White Coat Underground

The color of flesh

In medicine we use all of our senses to evaluate patients. If I open up an abscess and I’m overwhelmed by the smell of rotted cheese, I can be pretty sure the abscess started as a sebaceous cyst. If I hear a “whooshing” sound over the abdomen in a smoker, I look more closely for an aortic aneurysm. A subtle buzzing sensed through my fingers can indicate an arterial fistula. And the glowing yellow of jaundiced skin can point me straight to the liver.


But what about subtle changes? With just our senses, distinguishing normal from abnormal is a coveted skill, one that some argue is being lost. Experience makes a difference and can help save patients from misdiagnosis and unnecessary testing. Where we train can make a big difference. As I wrote earlier, skin diseases look different depending on the underlying skin tone.

I bring this up because of the “flesh-colored dress” debacle. Michelle Obama wore a dress to a state dinner which an AP reporter described with the 1960s Crayola term “flesh color”, despite the fact that the dress’s color bore little resemblance to Mrs. Obama’s skin.

Distinguishing “normal” from “abnormal” is no trivial matter in medicine: one person’s “flesh color” is another person’s anemia. I frequently have residents report to me that a patient has scleral icterus, a yellow discoloration of the white of the eyes due to liver disease. Often enough, there is no icterus, but simply what we call “muddy sclera”, a common variant seen mostly in darker-skinned older people. “Flesh-colored” is a descriptor that would never fly in medicine. If anything, “identical in color to the surrounding skin”, but never “flesh-colored”.

The news story on Mrs. Obama revealed a deeply-ingrained bias on the part of the reporter and the editor. In medicine, these same biases exist of course. It’s interesting that even dark-skinned doctors often make these same errors (“I cannot tell if there is any redness because the patient is black.”) In training doctors we try to root out these biases and encourage objective descriptions with clear referents, but in medicine, it’s just as hard as everywhere else.

Comments

  1. #1 D. C. Sessions
    November 30, 2009

    Brown eyes outnumber blue even in people of northern European ancestry. Despite this, instructional materials on assessing pupil responses are remarkably lacking in advice on how to observe pupils in dark eyes.

    One might wonder.

    It took some training by an Apache paramedic before I was any better than hopeless — still not very good, but better now.

  2. #2 PalMD
    November 30, 2009

    That can be really, really challenging.

  3. #3 D. C. Sessions
    November 30, 2009

    That can be really, really challenging.
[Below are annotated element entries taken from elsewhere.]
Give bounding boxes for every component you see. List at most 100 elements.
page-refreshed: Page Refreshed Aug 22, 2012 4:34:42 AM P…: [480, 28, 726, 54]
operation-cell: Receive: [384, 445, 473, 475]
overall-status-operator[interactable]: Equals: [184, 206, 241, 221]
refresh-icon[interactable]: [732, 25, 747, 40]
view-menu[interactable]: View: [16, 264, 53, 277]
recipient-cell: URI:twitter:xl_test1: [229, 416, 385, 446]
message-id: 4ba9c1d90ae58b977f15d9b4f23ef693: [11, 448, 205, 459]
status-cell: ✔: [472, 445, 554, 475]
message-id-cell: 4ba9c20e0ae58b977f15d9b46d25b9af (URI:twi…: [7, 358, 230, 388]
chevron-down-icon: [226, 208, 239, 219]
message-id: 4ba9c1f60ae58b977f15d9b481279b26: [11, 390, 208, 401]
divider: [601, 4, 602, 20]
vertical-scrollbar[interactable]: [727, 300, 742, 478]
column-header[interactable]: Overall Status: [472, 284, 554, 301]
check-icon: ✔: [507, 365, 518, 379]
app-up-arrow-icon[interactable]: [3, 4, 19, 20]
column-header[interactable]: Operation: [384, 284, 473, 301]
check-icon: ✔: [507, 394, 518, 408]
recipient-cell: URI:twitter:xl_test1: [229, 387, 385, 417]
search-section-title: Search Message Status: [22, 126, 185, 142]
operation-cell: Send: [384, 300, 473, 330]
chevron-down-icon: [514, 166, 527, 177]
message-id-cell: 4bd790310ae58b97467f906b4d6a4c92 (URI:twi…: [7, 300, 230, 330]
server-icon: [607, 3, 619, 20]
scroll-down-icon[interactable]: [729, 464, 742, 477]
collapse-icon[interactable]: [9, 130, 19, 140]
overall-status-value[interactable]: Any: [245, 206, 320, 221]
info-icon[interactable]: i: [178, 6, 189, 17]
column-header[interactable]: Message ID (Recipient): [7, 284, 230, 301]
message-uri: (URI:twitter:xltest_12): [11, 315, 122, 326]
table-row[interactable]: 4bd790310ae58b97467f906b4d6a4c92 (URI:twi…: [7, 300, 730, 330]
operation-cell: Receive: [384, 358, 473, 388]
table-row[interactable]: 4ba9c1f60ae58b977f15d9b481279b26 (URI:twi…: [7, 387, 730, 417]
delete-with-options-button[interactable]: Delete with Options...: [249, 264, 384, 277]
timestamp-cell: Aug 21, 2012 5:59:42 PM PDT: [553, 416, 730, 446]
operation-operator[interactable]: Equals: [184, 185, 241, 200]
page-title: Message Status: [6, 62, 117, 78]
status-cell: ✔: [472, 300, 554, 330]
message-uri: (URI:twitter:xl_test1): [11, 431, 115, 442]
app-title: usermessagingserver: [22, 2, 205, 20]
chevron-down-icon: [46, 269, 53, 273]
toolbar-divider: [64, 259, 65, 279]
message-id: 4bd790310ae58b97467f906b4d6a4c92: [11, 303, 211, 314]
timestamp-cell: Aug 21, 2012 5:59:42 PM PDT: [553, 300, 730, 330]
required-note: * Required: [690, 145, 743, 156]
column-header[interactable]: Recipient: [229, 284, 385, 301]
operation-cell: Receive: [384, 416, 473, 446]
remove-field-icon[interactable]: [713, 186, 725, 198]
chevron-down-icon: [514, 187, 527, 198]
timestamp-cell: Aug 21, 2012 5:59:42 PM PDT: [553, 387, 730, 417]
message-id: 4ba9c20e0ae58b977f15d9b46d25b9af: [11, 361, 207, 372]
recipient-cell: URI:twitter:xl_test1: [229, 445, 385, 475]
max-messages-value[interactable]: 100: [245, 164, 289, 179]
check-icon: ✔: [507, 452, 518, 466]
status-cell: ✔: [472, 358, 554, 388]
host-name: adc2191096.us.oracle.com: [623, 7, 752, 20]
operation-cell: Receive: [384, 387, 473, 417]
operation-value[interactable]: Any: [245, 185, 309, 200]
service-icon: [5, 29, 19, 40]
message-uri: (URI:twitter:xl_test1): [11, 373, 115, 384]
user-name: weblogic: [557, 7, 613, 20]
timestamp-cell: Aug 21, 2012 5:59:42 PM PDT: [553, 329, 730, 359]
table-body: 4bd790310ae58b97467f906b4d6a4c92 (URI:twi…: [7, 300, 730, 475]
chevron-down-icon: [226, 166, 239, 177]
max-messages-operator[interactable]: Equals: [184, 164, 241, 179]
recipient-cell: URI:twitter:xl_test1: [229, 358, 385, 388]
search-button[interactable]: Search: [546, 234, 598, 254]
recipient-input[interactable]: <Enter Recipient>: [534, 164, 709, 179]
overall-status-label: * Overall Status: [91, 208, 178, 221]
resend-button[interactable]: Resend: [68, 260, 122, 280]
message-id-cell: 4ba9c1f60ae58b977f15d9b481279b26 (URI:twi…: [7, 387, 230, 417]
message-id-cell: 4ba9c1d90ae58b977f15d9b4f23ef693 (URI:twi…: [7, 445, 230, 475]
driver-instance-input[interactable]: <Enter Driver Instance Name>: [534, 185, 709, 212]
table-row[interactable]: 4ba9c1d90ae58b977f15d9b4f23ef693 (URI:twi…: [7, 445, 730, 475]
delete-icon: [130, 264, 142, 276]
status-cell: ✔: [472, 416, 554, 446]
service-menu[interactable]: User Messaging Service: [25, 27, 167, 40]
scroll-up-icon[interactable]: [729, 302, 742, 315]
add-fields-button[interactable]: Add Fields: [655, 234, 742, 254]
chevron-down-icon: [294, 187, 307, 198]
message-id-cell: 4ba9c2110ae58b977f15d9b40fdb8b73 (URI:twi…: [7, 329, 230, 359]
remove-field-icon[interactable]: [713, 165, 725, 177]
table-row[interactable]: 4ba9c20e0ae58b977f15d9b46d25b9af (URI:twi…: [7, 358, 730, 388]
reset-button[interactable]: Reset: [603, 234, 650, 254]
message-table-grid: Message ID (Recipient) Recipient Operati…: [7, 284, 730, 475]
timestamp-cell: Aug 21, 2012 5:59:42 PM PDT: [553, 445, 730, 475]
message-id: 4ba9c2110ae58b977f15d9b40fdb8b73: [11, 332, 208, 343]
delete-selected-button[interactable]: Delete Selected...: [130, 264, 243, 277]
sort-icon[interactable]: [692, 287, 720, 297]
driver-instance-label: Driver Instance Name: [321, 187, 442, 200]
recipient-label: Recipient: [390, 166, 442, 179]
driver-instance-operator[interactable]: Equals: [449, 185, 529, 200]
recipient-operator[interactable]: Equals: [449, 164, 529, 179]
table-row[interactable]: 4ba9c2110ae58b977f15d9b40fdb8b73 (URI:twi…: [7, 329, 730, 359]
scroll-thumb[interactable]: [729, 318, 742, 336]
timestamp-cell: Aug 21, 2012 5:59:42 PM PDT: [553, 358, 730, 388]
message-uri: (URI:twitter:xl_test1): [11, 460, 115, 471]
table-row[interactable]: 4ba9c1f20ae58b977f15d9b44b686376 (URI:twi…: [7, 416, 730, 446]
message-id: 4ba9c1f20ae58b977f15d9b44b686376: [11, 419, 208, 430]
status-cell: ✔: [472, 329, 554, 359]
    … but neither are you free to refrain from it. I can understand showing blue eyes to get the idea across, but I swear I’ve never seen any guides even offering hints.
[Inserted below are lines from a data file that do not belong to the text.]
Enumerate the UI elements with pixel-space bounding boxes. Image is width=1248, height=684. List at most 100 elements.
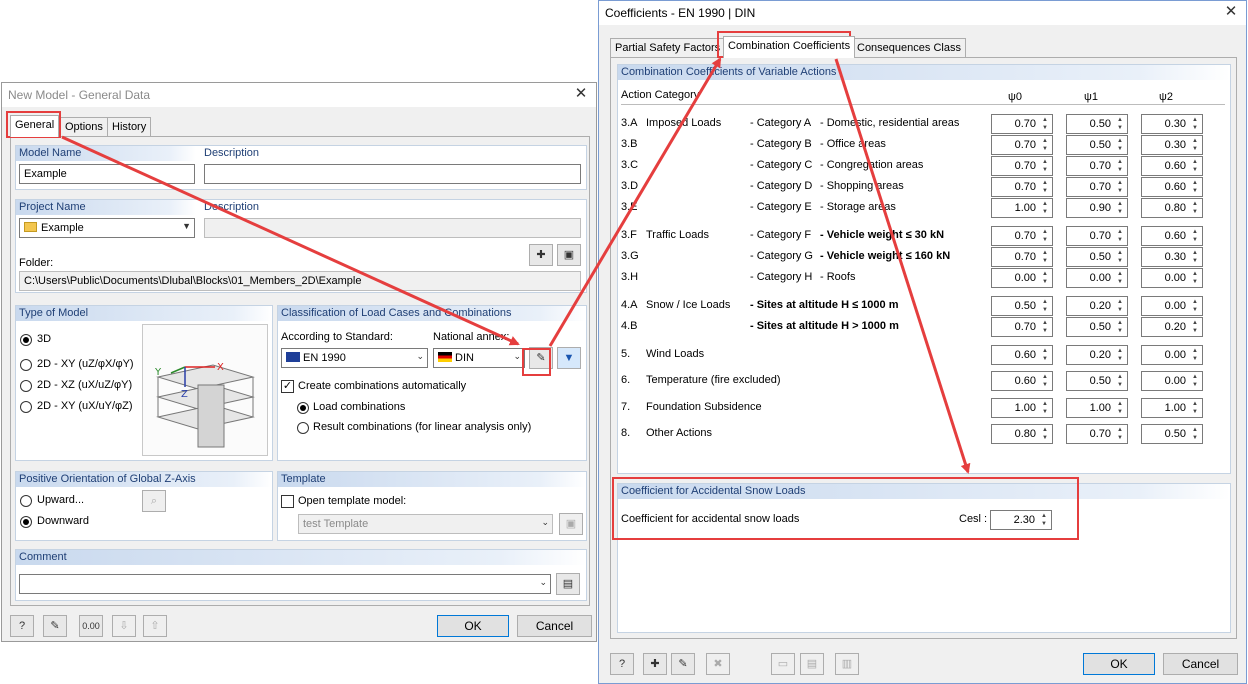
model-name-input[interactable]: Example <box>19 164 195 184</box>
psi-spinner-p2[interactable]: 0.50 ▲ ▼ <box>1141 424 1203 444</box>
psi-spinner-p0[interactable]: 0.60 ▲ ▼ <box>991 345 1053 365</box>
psi-spinner-p0[interactable]: 1.00 ▲ ▼ <box>991 398 1053 418</box>
spinner-arrows-icon[interactable]: ▲ ▼ <box>1189 400 1201 416</box>
tab-general[interactable]: General <box>10 115 60 137</box>
spinner-arrows-icon[interactable]: ▲ ▼ <box>1039 158 1051 174</box>
psi-spinner-p1[interactable]: 0.50 ▲ ▼ <box>1066 371 1128 391</box>
spinner-arrows-icon[interactable]: ▲ ▼ <box>1189 347 1201 363</box>
annex-select[interactable]: DIN ⌄ <box>433 348 525 368</box>
psi-spinner-p1[interactable]: 0.50 ▲ ▼ <box>1066 135 1128 155</box>
edit-icon[interactable]: ✎ <box>43 615 67 637</box>
psi-spinner-p1[interactable]: 0.70 ▲ ▼ <box>1066 424 1128 444</box>
spinner-arrows-icon[interactable]: ▲ ▼ <box>1189 179 1201 195</box>
psi-spinner-p2[interactable]: 0.60 ▲ ▼ <box>1141 226 1203 246</box>
spinner-arrows-icon[interactable]: ▲ ▼ <box>1189 137 1201 153</box>
psi-spinner-p0[interactable]: 0.80 ▲ ▼ <box>991 424 1053 444</box>
spinner-arrows-icon[interactable]: ▲ ▼ <box>1189 319 1201 335</box>
psi-spinner-p0[interactable]: 0.50 ▲ ▼ <box>991 296 1053 316</box>
spinner-arrows-icon[interactable]: ▲ ▼ <box>1114 228 1126 244</box>
project-manager-icon[interactable]: ▣ <box>557 244 581 266</box>
psi-spinner-p0[interactable]: 0.70 ▲ ▼ <box>991 247 1053 267</box>
spinner-arrows-icon[interactable]: ▲ ▼ <box>1039 347 1051 363</box>
new-project-icon[interactable]: ✚ <box>529 244 553 266</box>
psi-spinner-p2[interactable]: 0.00 ▲ ▼ <box>1141 296 1203 316</box>
create-combinations-checkbox[interactable]: ✓ <box>281 380 294 393</box>
psi-spinner-p2[interactable]: 0.30 ▲ ▼ <box>1141 114 1203 134</box>
psi-spinner-p1[interactable]: 0.70 ▲ ▼ <box>1066 226 1128 246</box>
spinner-arrows-icon[interactable]: ▲ ▼ <box>1189 200 1201 216</box>
psi-spinner-p0[interactable]: 0.70 ▲ ▼ <box>991 135 1053 155</box>
psi-spinner-p1[interactable]: 0.70 ▲ ▼ <box>1066 177 1128 197</box>
spinner-arrows-icon[interactable]: ▲ ▼ <box>1189 249 1201 265</box>
psi-spinner-p0[interactable]: 0.00 ▲ ▼ <box>991 268 1053 288</box>
filter-icon[interactable]: ▼ <box>557 347 581 369</box>
radio-2d-xy-plate[interactable] <box>20 359 32 371</box>
spinner-arrows-icon[interactable]: ▲ ▼ <box>1189 426 1201 442</box>
psi-spinner-p0[interactable]: 0.70 ▲ ▼ <box>991 226 1053 246</box>
psi-spinner-p0[interactable]: 0.70 ▲ ▼ <box>991 156 1053 176</box>
spinner-arrows-icon[interactable]: ▲ ▼ <box>1039 426 1051 442</box>
standard-select[interactable]: EN 1990 ⌄ <box>281 348 428 368</box>
spinner-arrows-icon[interactable]: ▲ ▼ <box>1114 200 1126 216</box>
load-combinations-radio[interactable] <box>297 402 309 414</box>
psi-spinner-p2[interactable]: 0.00 ▲ ▼ <box>1141 268 1203 288</box>
spinner-arrows-icon[interactable]: ▲ ▼ <box>1189 158 1201 174</box>
psi-spinner-p0[interactable]: 0.70 ▲ ▼ <box>991 317 1053 337</box>
psi-spinner-p1[interactable]: 1.00 ▲ ▼ <box>1066 398 1128 418</box>
edit-icon[interactable]: ✎ <box>671 653 695 675</box>
spinner-arrows-icon[interactable]: ▲ ▼ <box>1039 373 1051 389</box>
result-combinations-radio[interactable] <box>297 422 309 434</box>
spinner-arrows-icon[interactable]: ▲ ▼ <box>1114 137 1126 153</box>
ok-button[interactable]: OK <box>1083 653 1155 675</box>
psi-spinner-p2[interactable]: 0.80 ▲ ▼ <box>1141 198 1203 218</box>
psi-spinner-p1[interactable]: 0.50 ▲ ▼ <box>1066 317 1128 337</box>
psi-spinner-p2[interactable]: 0.30 ▲ ▼ <box>1141 247 1203 267</box>
psi-spinner-p2[interactable]: 0.00 ▲ ▼ <box>1141 371 1203 391</box>
orientation-preview-icon[interactable]: ⌕ <box>142 490 166 512</box>
spinner-arrows-icon[interactable]: ▲ ▼ <box>1114 298 1126 314</box>
description-input[interactable] <box>204 164 581 184</box>
spinner-arrows-icon[interactable]: ▲ ▼ <box>1189 298 1201 314</box>
psi-spinner-p2[interactable]: 0.20 ▲ ▼ <box>1141 317 1203 337</box>
psi-spinner-p0[interactable]: 0.70 ▲ ▼ <box>991 177 1053 197</box>
psi-spinner-p1[interactable]: 0.90 ▲ ▼ <box>1066 198 1128 218</box>
close-icon[interactable]: ✕ <box>1222 3 1240 21</box>
upward-radio[interactable] <box>20 495 32 507</box>
tab-partial-safety-factors[interactable]: Partial Safety Factors <box>610 38 726 58</box>
spinner-arrows-icon[interactable]: ▲ ▼ <box>1114 347 1126 363</box>
psi-spinner-p1[interactable]: 0.50 ▲ ▼ <box>1066 114 1128 134</box>
psi-spinner-p0[interactable]: 1.00 ▲ ▼ <box>991 198 1053 218</box>
radio-2d-xy-wall[interactable] <box>20 401 32 413</box>
spinner-arrows-icon[interactable]: ▲ ▼ <box>1114 373 1126 389</box>
spinner-arrows-icon[interactable]: ▲ ▼ <box>1114 249 1126 265</box>
spinner-arrows-icon[interactable]: ▲ ▼ <box>1189 228 1201 244</box>
psi-spinner-p1[interactable]: 0.20 ▲ ▼ <box>1066 296 1128 316</box>
psi-spinner-p2[interactable]: 0.30 ▲ ▼ <box>1141 135 1203 155</box>
spinner-arrows-icon[interactable]: ▲ ▼ <box>1114 116 1126 132</box>
psi-spinner-p2[interactable]: 0.60 ▲ ▼ <box>1141 156 1203 176</box>
project-name-select[interactable]: Example ▼ <box>19 218 195 238</box>
psi-spinner-p2[interactable]: 0.00 ▲ ▼ <box>1141 345 1203 365</box>
help-icon[interactable]: ? <box>10 615 34 637</box>
psi-spinner-p2[interactable]: 1.00 ▲ ▼ <box>1141 398 1203 418</box>
spinner-arrows-icon[interactable]: ▲ ▼ <box>1039 137 1051 153</box>
psi-spinner-p1[interactable]: 0.50 ▲ ▼ <box>1066 247 1128 267</box>
new-icon[interactable]: ✚ <box>643 653 667 675</box>
comment-input[interactable]: ⌄ <box>19 574 551 594</box>
tab-options[interactable]: Options <box>60 117 108 137</box>
psi-spinner-p2[interactable]: 0.60 ▲ ▼ <box>1141 177 1203 197</box>
cancel-button[interactable]: Cancel <box>517 615 592 637</box>
spinner-arrows-icon[interactable]: ▲ ▼ <box>1039 116 1051 132</box>
spinner-arrows-icon[interactable]: ▲ ▼ <box>1189 373 1201 389</box>
downward-radio[interactable] <box>20 516 32 528</box>
spinner-arrows-icon[interactable]: ▲ ▼ <box>1114 319 1126 335</box>
psi-spinner-p0[interactable]: 0.60 ▲ ▼ <box>991 371 1053 391</box>
spinner-arrows-icon[interactable]: ▲ ▼ <box>1189 270 1201 286</box>
spinner-arrows-icon[interactable]: ▲ ▼ <box>1114 179 1126 195</box>
psi-spinner-p1[interactable]: 0.70 ▲ ▼ <box>1066 156 1128 176</box>
close-icon[interactable]: ✕ <box>572 85 590 103</box>
tab-history[interactable]: History <box>107 117 152 137</box>
radio-2d-xz[interactable] <box>20 380 32 392</box>
psi-spinner-p1[interactable]: 0.20 ▲ ▼ <box>1066 345 1128 365</box>
radio-3d[interactable] <box>20 334 32 346</box>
    Do we just say, “damn, that’s a hard one. I think I’ll do something easy instead?” or is it only some things like skin and eye color?

  4. #4 red rabbit
    November 30, 2009

    Pupillary responses in dark-eye people? I don’t know any tricks other than to use an LED light in a not over-bright room and look carefully. The slight blue tint of the LED light may or may not make it easier, I’m not sure, but that’s what I do.

  5. #5 PalMD
    November 30, 2009

    I’ll have to try the LED trick. I’ve always just played with the ambient light.

  6. #6 Whitecoat Tales
    December 1, 2009

    I second red rabbit.

    Mid neurology rotation I switched from “old fashioned crappy 5 dollar penlight I was bamboozled into buying by med school” to “2 dollar bright LED light.” It made a world of difference.

  7. #7 Joe
    December 1, 2009

    A note of caution: today, it is becoming difficult to find an LED light that isn’t so bright that it won’t fry your patients’ brains (0.5 W is way too bright). Also, the bluish ones are disappearing. A piece of blue cellophane on a regular light may be worth trying.